Peers demand answers over “deeply flawed” Welsh Smacking Ban Review as costs tipped to Hit £18million

A group of cross-party Peers has issued a challenge to the Welsh Government over its “inevitably limited” review of the 2020 smacking ban.

The Members of the House of Lords warn of a “worrying increase” in social services referrals, a lack of evidence that the law has improved child safety and spiralling costs of introducing the ban.

In the letter to Dawn Bowden MS, Minister for Children and Social Care, the signatories Lord Jackson, Baroness Fox, Baroness Meyer, Lord McCrea and Lord Biggar — many of whom recently debated the issue in the House of Lords — expressed serious concerns that the Welsh Government’s three-year review of the Children (Abolition of Defence of Reasonable Punishment) (Wales) Act 2020 ignored critical data gaps and mounting costs.

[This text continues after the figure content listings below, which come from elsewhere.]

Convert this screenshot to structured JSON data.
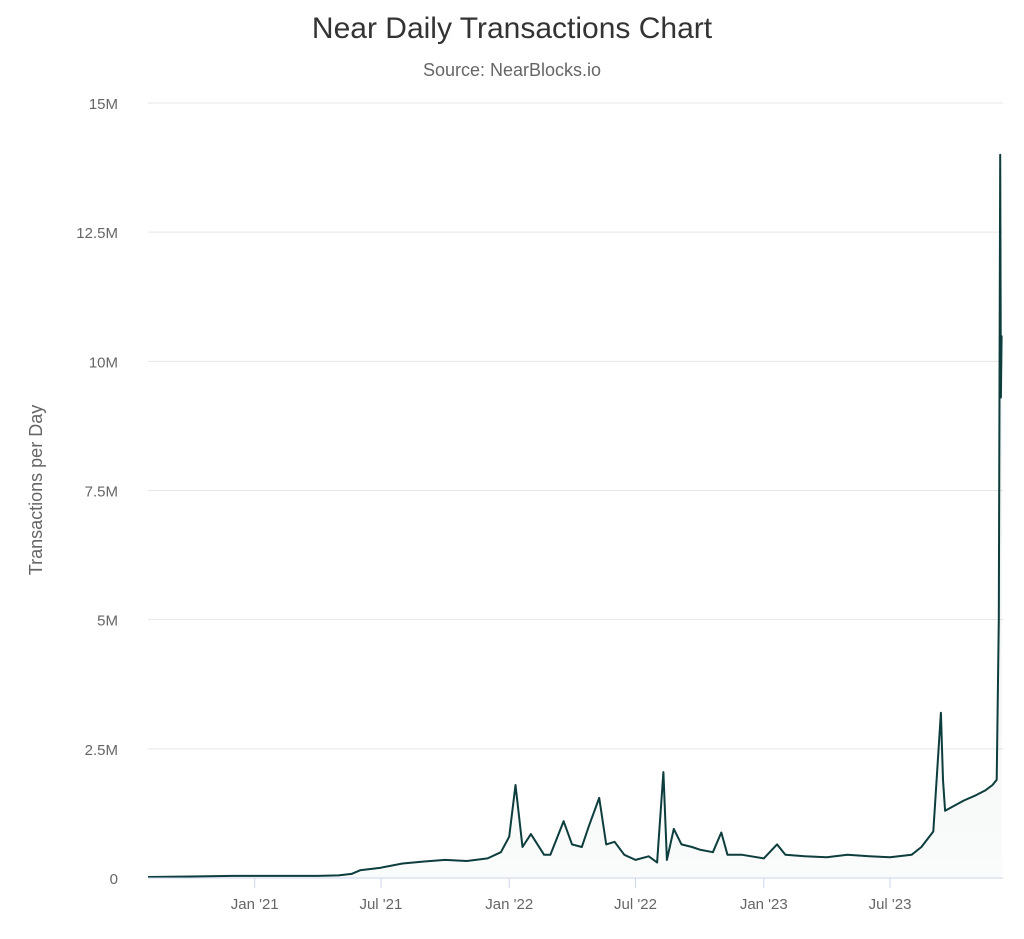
{
  "chart_data": {
    "type": "line",
    "title": "Near Daily Transactions Chart",
    "subtitle": "Source: NearBlocks.io",
    "ylabel": "Transactions per Day",
    "xlabel": "",
    "xlim": [
      "2020-08-01",
      "2023-12-10"
    ],
    "ylim": [
      0,
      15000000
    ],
    "y_ticks": [
      0,
      2500000,
      5000000,
      7500000,
      10000000,
      12500000,
      15000000
    ],
    "y_tick_labels": [
      "0",
      "2.5M",
      "5M",
      "7.5M",
      "10M",
      "12.5M",
      "15M"
    ],
    "x_ticks": [
      "2021-01-01",
      "2021-07-01",
      "2022-01-01",
      "2022-07-01",
      "2023-01-01",
      "2023-07-01"
    ],
    "x_tick_labels": [
      "Jan '21",
      "Jul '21",
      "Jan '22",
      "Jul '22",
      "Jan '23",
      "Jul '23"
    ],
    "grid": true,
    "legend": "none",
    "colors": {
      "line": "#0d3d3d",
      "grid": "#e6e6e6",
      "axis": "#ccd6eb"
    },
    "series": [
      {
        "x": [
          "2020-08-01",
          "2020-10-01",
          "2020-12-01",
          "2021-01-01",
          "2021-02-01",
          "2021-03-01",
          "2021-04-01",
          "2021-05-01",
          "2021-05-20",
          "2021-06-01",
          "2021-07-01",
          "2021-08-01",
          "2021-09-01",
          "2021-10-01",
          "2021-11-01",
          "2021-12-01",
          "2021-12-20",
          "2022-01-01",
          "2022-01-10",
          "2022-01-20",
          "2022-02-01",
          "2022-02-20",
          "2022-03-01",
          "2022-03-20",
          "2022-04-01",
          "2022-04-15",
          "2022-04-25",
          "2022-05-10",
          "2022-05-20",
          "2022-06-01",
          "2022-06-15",
          "2022-07-01",
          "2022-07-20",
          "2022-08-01",
          "2022-08-10",
          "2022-08-15",
          "2022-08-25",
          "2022-09-05",
          "2022-09-20",
          "2022-10-01",
          "2022-10-20",
          "2022-11-01",
          "2022-11-10",
          "2022-12-01",
          "2023-01-01",
          "2023-01-20",
          "2023-02-01",
          "2023-03-01",
          "2023-04-01",
          "2023-05-01",
          "2023-06-01",
          "2023-07-01",
          "2023-08-01",
          "2023-08-15",
          "2023-09-01",
          "2023-09-12",
          "2023-09-15",
          "2023-09-18",
          "2023-10-01",
          "2023-10-15",
          "2023-11-01",
          "2023-11-15",
          "2023-11-25",
          "2023-12-01",
          "2023-12-04",
          "2023-12-06",
          "2023-12-07",
          "2023-12-08"
        ],
        "y": [
          20000,
          30000,
          40000,
          40000,
          40000,
          40000,
          40000,
          50000,
          80000,
          150000,
          200000,
          280000,
          320000,
          350000,
          330000,
          380000,
          500000,
          800000,
          1800000,
          600000,
          850000,
          450000,
          450000,
          1100000,
          650000,
          600000,
          1000000,
          1550000,
          650000,
          700000,
          450000,
          350000,
          420000,
          300000,
          2050000,
          350000,
          950000,
          650000,
          600000,
          550000,
          500000,
          880000,
          450000,
          450000,
          380000,
          650000,
          450000,
          420000,
          400000,
          450000,
          420000,
          400000,
          450000,
          600000,
          900000,
          3200000,
          1900000,
          1300000,
          1400000,
          1500000,
          1600000,
          1700000,
          1800000,
          1900000,
          5000000,
          14000000,
          9300000,
          10500000
        ]
      }
    ]
  }
}
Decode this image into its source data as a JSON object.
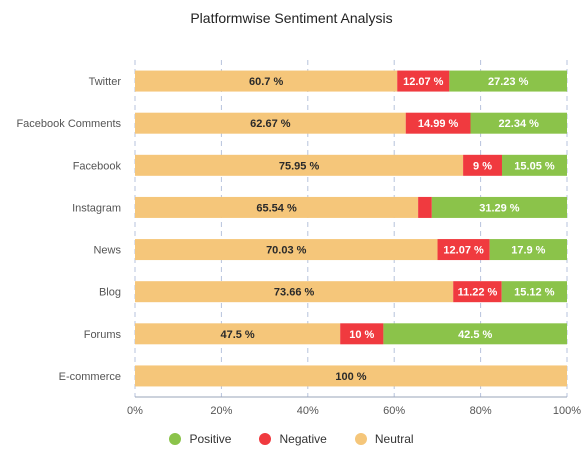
{
  "chart_data": {
    "type": "bar",
    "orientation": "horizontal",
    "stacked": true,
    "title": "Platformwise Sentiment Analysis",
    "categories": [
      "Twitter",
      "Facebook Comments",
      "Facebook",
      "Instagram",
      "News",
      "Blog",
      "Forums",
      "E-commerce"
    ],
    "series": [
      {
        "name": "Neutral",
        "color": "#f5c67a",
        "values": [
          60.7,
          62.67,
          75.95,
          65.54,
          70.03,
          73.66,
          47.5,
          100
        ],
        "labels": [
          "60.7 %",
          "62.67 %",
          "75.95 %",
          "65.54 %",
          "70.03 %",
          "73.66 %",
          "47.5 %",
          "100 %"
        ]
      },
      {
        "name": "Negative",
        "color": "#f03a3f",
        "values": [
          12.07,
          14.99,
          9.0,
          3.17,
          12.07,
          11.22,
          10,
          0
        ],
        "labels": [
          "12.07 %",
          "14.99 %",
          "9 %",
          "",
          "12.07 %",
          "11.22 %",
          "10 %",
          ""
        ]
      },
      {
        "name": "Positive",
        "color": "#8bc34a",
        "values": [
          27.23,
          22.34,
          15.05,
          31.29,
          17.9,
          15.12,
          42.5,
          0
        ],
        "labels": [
          "27.23 %",
          "22.34 %",
          "15.05 %",
          "31.29 %",
          "17.9 %",
          "15.12 %",
          "42.5 %",
          ""
        ]
      }
    ],
    "xlim": [
      0,
      100
    ],
    "xticks": [
      "0%",
      "20%",
      "40%",
      "60%",
      "80%",
      "100%"
    ],
    "grid": "vertical dashed",
    "legend_placement": "bottom",
    "legend": [
      "Positive",
      "Negative",
      "Neutral"
    ]
  },
  "legend_items": [
    {
      "label": "Positive",
      "color": "#8bc34a"
    },
    {
      "label": "Negative",
      "color": "#f03a3f"
    },
    {
      "label": "Neutral",
      "color": "#f5c67a"
    }
  ]
}
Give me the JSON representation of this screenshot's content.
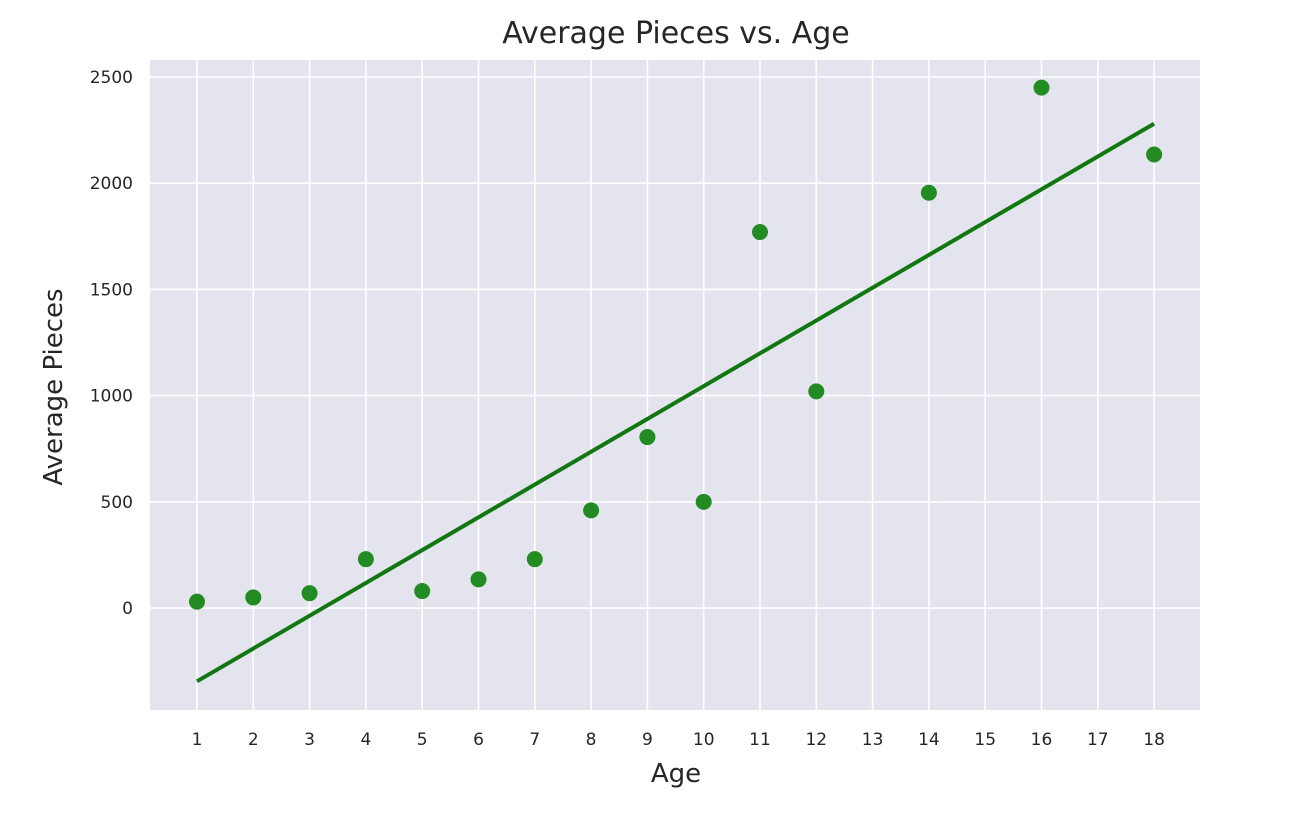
{
  "chart_data": {
    "type": "scatter",
    "title": "Average Pieces vs. Age",
    "xlabel": "Age",
    "ylabel": "Average Pieces",
    "x_categories": [
      "1",
      "2",
      "3",
      "4",
      "5",
      "6",
      "7",
      "8",
      "9",
      "10",
      "11",
      "12",
      "13",
      "14",
      "15",
      "16",
      "17",
      "18"
    ],
    "series": [
      {
        "points": [
          {
            "x": "1",
            "y": 30
          },
          {
            "x": "2",
            "y": 50
          },
          {
            "x": "3",
            "y": 70
          },
          {
            "x": "4",
            "y": 230
          },
          {
            "x": "5",
            "y": 80
          },
          {
            "x": "6",
            "y": 135
          },
          {
            "x": "7",
            "y": 230
          },
          {
            "x": "8",
            "y": 460
          },
          {
            "x": "9",
            "y": 805
          },
          {
            "x": "10",
            "y": 500
          },
          {
            "x": "11",
            "y": 1770
          },
          {
            "x": "12",
            "y": 1020
          },
          {
            "x": "14",
            "y": 1955
          },
          {
            "x": "16",
            "y": 2450
          },
          {
            "x": "18",
            "y": 2135
          }
        ]
      }
    ],
    "trend_line": {
      "x": [
        "1",
        "18"
      ],
      "y": [
        -345,
        2280
      ]
    },
    "yticks": [
      0,
      500,
      1000,
      1500,
      2000,
      2500
    ],
    "ylim": [
      -480,
      2580
    ],
    "grid": true,
    "colors": {
      "points": "#228b22",
      "trend_line": "#117711",
      "background": "#e4e4ee",
      "grid": "#ffffff"
    }
  }
}
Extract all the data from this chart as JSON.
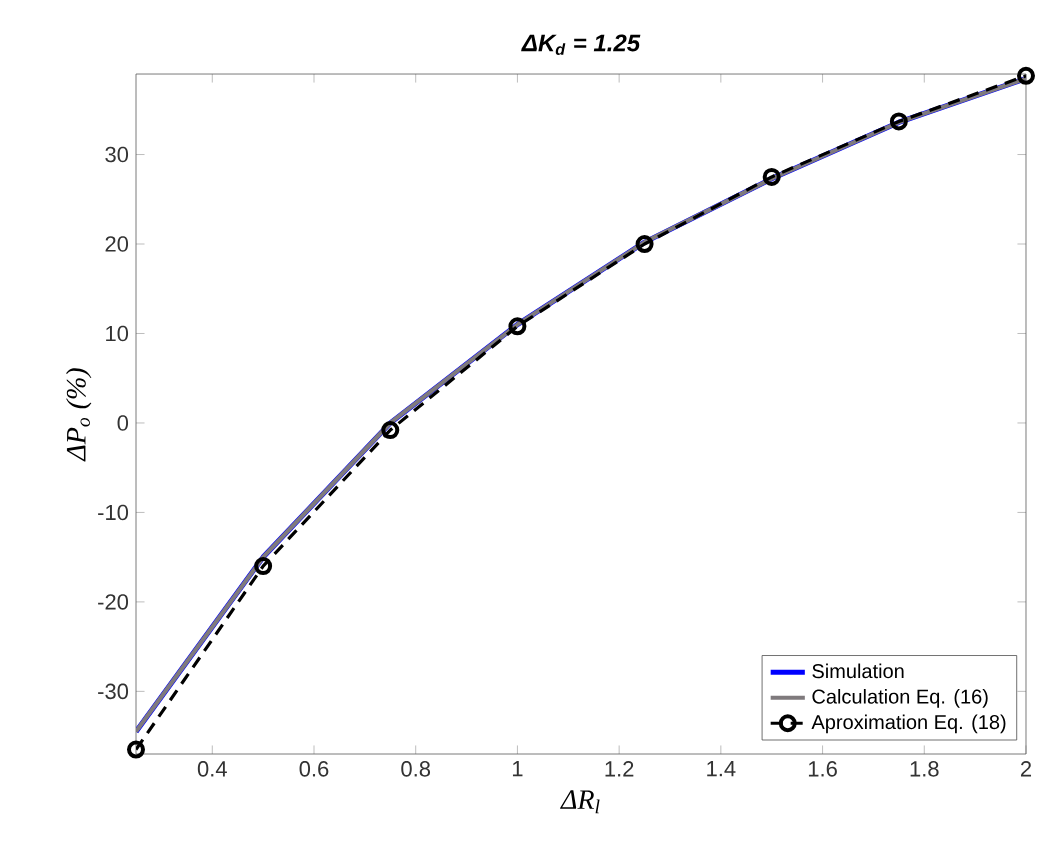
{
  "chart_data": {
    "type": "line",
    "title": "ΔK$_{d}$ = 1.25",
    "xlabel": "ΔR$_{l}$",
    "ylabel": "ΔP$_{o}$ (%)",
    "x": [
      0.25,
      0.5,
      0.75,
      1,
      1.25,
      1.5,
      1.75,
      2
    ],
    "series": [
      {
        "name": "Simulation",
        "color": "#0000ff",
        "line_style": "solid",
        "marker": "none",
        "values": [
          -34.5,
          -15,
          0,
          11,
          20.2,
          27.3,
          33.6,
          38.5
        ]
      },
      {
        "name": "Calculation Eq. (16)",
        "color": "#7f7a7d",
        "line_style": "solid",
        "marker": "none",
        "values": [
          -34.5,
          -15,
          0,
          11,
          20.2,
          27.3,
          33.6,
          38.5
        ]
      },
      {
        "name": "Aproximation Eq. (18)",
        "color": "#000000",
        "line_style": "dashed",
        "marker": "circle",
        "values": [
          -36.5,
          -16,
          -0.8,
          10.8,
          20,
          27.5,
          33.7,
          38.8
        ]
      }
    ],
    "xlim": [
      0.25,
      2
    ],
    "ylim": [
      -37,
      39
    ],
    "xticks": [
      0.4,
      0.6,
      0.8,
      1,
      1.2,
      1.4,
      1.6,
      1.8,
      2
    ],
    "yticks": [
      -30,
      -20,
      -10,
      0,
      10,
      20,
      30
    ],
    "grid": false,
    "legend": "bottom right"
  }
}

Key concerns raised by the group include:
• Hidden costs: While the official review failed to assess the financial impact, the Be Reasonable campaign estimates the cost to the public purse could be as high as £18.3 million when adjusted for inflation.
• Social services under pressure: Official figures show a “worrying increase” in referrals and investigations since the Act’s inception. However, the Welsh Government has admitted its own data collection has been “poor,” leaving the true scale of the impact unknown.
• Workload crisis: Over 13% of surveyed organisations reported their workload has been “greatly affected” by the Act, with 75% seeing some impact, raising questions about what essential child protection work is being displaced.
• No proof of success: The Peers point out that the review contains no metrics demonstrating an improvement in child wellbeing or a reduction in physical abuse, despite the massive increase in reporting and bureaucracy.

The letter also highlights “temporary backlogs” mentioned in the review, questioning the risk posed to truly vulnerable children during these delays and asking whether the process of investigation itself is having “unintended consequences” for ordinary families.

The concerns expressed by the peers mirror criticism contained in a major review of the impact of the smacking ban from the campaign group Be Reasonable Wales, which opposed removing reasonable chastisement. The report found that despite repeated promises from Ministers, hundreds of parents had been criminalised since its introduction, while thousands of other parents could have had accusations that they had smacked their children recorded by the State under the DBS system, even if no formal action was taken by authorities, or no other evidence to support the allegation. This could potentially impact any parent who works with children or vulnerable adults, such as doctors and nurses.

James Kennedy, a spokesperson for the campaign group, commented: “The Welsh Government’s three-year review is a missed opportunity for transparency. We are seeing a significant rise in social services investigations and a mounting administrative burden on staff, yet there is zero evidence that children are actually safer.

“Taxpayers deserve to know if millions of pounds are being spent on a policy that creates backlogs for vulnerable children rather than protecting them. It is time for the Minister to provide a full and honest assessment of the outcomes—not just the output—of this legislation.”

The Peers and campaign group are now calling on the Minister to provide a detailed qualitative assessment of the impact on the families who have been reported to police and social services, a full assessment of costs across all government agencies and to confirm what steps are being taken to enhance data accuracy ahead of the five-year report.